A study conducted by some Penn State University researchers revealed that webmasters who use robot.txt files to determine which part of their sites are open or close to web crawlers, favors Google’s spiders and bots over other search engines. Using a new search engine which the researchers themselves have created specifically for the study, it was found out that some webmasters may have been writing robot.txt files which does not uniformly blocks or accepts search engines but allows Google and some Yahoo and MSN to crawl almost all of their pages.
The study entitled “Determining Bias to Search Engines from Robot.txt” was given during the recent 2007 IEEE/WIC/ACM International Conference on Web Intelligence in Silicon Valley. Authors of the paper were named as C. Lee Giles, Yang Sun and Ziming Zhuang who are all students of Penn State’s IST Department.
Does this study explain why Google gets to give more results as compared to the other search engines? More so, does this study explain why Google is currently the top search engine today? I don’t think so.
What interests me though, and which was not explained by the study was why those webmasters would consciously write robot.txt files that favors Google’s web crawlers to get into their pages? To gain higher page ranks for their sites? To drive more traffic?





I’m wonder if i’m using on my robots.txt the next code:
User-agent: *
Disallow:
I’m still favor Google’s spiders because i’m uniformly accept all search engines.
There is a myth that is sometimes published in computer magazines that states that using a robots.txt and explicitly allowing Googlebot access to the site will have a positive effect on Google rankings.

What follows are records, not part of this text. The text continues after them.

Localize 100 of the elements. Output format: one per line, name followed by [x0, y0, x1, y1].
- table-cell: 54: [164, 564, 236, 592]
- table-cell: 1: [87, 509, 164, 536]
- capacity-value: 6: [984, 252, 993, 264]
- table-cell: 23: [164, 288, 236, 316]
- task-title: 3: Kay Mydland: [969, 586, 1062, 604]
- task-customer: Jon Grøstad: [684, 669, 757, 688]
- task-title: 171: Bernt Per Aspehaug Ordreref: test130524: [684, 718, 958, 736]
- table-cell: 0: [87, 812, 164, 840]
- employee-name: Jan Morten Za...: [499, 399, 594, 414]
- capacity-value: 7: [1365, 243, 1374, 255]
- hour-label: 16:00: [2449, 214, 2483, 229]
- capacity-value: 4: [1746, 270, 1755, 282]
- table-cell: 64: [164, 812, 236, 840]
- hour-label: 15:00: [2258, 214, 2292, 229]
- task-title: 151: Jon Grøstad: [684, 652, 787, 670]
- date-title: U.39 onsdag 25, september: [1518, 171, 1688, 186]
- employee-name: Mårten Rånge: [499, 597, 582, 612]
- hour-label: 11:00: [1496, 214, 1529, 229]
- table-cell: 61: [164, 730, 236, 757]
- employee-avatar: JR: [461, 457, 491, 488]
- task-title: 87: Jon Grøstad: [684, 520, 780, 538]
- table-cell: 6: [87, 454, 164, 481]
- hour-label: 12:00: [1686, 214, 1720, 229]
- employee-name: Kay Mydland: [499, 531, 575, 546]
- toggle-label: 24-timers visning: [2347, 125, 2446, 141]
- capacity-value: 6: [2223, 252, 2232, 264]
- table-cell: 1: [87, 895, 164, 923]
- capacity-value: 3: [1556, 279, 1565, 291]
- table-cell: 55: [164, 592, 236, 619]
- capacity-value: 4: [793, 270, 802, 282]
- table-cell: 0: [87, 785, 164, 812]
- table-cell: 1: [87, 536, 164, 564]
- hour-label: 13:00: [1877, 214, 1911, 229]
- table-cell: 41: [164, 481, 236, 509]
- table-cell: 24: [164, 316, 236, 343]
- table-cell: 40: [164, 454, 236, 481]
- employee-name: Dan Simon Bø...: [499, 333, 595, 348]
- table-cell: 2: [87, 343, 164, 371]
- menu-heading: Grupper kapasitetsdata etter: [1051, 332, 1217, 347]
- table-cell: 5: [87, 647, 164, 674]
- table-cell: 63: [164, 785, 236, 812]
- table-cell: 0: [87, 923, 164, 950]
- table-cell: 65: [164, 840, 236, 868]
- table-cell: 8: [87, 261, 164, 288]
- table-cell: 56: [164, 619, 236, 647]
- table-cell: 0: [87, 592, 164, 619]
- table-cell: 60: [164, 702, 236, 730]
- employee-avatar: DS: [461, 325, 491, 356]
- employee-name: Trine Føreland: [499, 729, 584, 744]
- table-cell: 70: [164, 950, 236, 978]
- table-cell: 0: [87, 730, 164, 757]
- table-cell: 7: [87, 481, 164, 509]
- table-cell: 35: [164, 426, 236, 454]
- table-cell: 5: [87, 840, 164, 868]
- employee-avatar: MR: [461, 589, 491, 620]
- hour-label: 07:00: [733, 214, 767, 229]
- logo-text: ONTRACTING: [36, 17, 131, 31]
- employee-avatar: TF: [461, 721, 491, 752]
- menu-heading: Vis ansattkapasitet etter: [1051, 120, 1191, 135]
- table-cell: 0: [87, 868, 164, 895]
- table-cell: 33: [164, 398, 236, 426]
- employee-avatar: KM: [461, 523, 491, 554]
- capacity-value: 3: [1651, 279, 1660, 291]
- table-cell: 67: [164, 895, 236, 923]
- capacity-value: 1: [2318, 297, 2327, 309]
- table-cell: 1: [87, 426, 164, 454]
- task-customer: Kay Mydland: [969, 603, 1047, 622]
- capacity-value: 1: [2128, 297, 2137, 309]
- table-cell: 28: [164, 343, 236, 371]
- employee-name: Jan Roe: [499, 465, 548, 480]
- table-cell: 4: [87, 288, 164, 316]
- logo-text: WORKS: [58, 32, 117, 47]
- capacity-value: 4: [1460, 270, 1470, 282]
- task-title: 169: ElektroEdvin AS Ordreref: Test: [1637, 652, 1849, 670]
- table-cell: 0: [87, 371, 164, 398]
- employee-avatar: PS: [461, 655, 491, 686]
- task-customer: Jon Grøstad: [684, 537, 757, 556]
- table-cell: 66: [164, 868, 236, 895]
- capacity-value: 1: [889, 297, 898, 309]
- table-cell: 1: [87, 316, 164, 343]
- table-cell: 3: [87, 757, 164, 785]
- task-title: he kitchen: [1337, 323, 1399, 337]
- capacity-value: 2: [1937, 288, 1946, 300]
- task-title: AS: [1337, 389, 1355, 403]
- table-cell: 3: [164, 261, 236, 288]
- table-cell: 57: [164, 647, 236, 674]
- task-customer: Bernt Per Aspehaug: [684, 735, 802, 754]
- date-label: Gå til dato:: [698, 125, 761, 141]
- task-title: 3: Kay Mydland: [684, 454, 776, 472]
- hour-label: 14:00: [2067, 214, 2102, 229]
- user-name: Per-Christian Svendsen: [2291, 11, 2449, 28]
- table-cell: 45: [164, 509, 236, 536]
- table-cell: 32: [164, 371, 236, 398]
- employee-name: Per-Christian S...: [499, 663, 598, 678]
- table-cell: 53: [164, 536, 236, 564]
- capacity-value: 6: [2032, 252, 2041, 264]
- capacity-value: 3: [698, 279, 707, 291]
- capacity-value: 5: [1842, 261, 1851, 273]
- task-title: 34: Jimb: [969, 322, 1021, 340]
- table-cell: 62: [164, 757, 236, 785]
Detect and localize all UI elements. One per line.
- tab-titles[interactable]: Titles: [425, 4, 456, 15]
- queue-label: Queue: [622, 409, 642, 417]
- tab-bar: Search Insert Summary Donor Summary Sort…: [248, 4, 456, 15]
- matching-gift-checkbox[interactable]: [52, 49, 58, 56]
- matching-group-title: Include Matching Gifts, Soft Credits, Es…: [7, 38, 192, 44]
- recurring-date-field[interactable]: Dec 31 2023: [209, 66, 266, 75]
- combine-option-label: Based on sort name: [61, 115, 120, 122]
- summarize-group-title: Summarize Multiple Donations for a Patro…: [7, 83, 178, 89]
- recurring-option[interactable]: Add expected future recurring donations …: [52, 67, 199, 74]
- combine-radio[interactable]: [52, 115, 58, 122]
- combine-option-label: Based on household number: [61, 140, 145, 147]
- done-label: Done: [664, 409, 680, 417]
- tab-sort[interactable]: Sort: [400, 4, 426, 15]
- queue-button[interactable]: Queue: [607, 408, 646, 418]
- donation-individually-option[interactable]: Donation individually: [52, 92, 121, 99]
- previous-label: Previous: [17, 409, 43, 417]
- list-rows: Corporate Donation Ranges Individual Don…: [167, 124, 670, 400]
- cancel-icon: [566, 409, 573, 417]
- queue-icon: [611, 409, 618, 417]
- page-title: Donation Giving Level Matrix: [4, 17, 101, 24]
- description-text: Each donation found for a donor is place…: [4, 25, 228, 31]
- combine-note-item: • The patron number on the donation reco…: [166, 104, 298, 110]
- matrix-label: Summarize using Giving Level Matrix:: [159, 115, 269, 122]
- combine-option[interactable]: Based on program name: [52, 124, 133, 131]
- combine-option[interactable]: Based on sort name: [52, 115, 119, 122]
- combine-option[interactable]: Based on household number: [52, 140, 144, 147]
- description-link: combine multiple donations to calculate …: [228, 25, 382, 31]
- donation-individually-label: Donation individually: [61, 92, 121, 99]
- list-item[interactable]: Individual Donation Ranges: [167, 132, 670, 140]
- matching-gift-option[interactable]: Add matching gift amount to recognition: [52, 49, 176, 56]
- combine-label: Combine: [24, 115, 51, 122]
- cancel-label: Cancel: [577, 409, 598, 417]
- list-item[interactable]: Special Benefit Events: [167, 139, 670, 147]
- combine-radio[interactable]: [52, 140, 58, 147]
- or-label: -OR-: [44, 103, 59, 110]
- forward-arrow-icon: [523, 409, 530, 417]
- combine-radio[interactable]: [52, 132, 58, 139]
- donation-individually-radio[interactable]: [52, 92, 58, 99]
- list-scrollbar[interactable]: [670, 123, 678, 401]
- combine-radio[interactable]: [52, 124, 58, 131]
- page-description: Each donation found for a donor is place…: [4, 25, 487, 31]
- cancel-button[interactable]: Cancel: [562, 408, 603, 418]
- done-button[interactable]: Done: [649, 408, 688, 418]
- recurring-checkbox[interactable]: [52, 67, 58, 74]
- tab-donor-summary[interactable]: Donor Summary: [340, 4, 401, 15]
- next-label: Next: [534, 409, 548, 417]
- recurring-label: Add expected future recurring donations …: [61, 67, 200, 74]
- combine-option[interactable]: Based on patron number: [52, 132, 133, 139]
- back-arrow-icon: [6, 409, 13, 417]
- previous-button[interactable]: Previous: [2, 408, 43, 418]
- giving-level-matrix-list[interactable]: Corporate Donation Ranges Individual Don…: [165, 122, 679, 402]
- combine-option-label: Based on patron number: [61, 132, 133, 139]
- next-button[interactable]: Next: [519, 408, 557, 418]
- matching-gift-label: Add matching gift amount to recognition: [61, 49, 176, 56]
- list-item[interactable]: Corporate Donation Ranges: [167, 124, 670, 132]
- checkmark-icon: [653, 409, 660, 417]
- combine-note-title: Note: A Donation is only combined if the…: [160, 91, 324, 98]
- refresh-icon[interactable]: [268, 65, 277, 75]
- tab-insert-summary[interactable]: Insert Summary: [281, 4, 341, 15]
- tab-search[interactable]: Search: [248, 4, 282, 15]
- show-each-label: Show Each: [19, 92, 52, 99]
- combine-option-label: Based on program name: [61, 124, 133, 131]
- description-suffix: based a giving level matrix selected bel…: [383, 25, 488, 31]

If I find an unknown bot hitting my site hard I will frequently block that specific bot. I even have automated routines to detect what I call “bad bots”. If the researchers hit my site with their bot and it set off one of my bad bot “sensors” they could have easily found themselves banned from my site. This isn’t playing favoritism to Google, this is about conserving resources that unknown bots waste.
I want to do.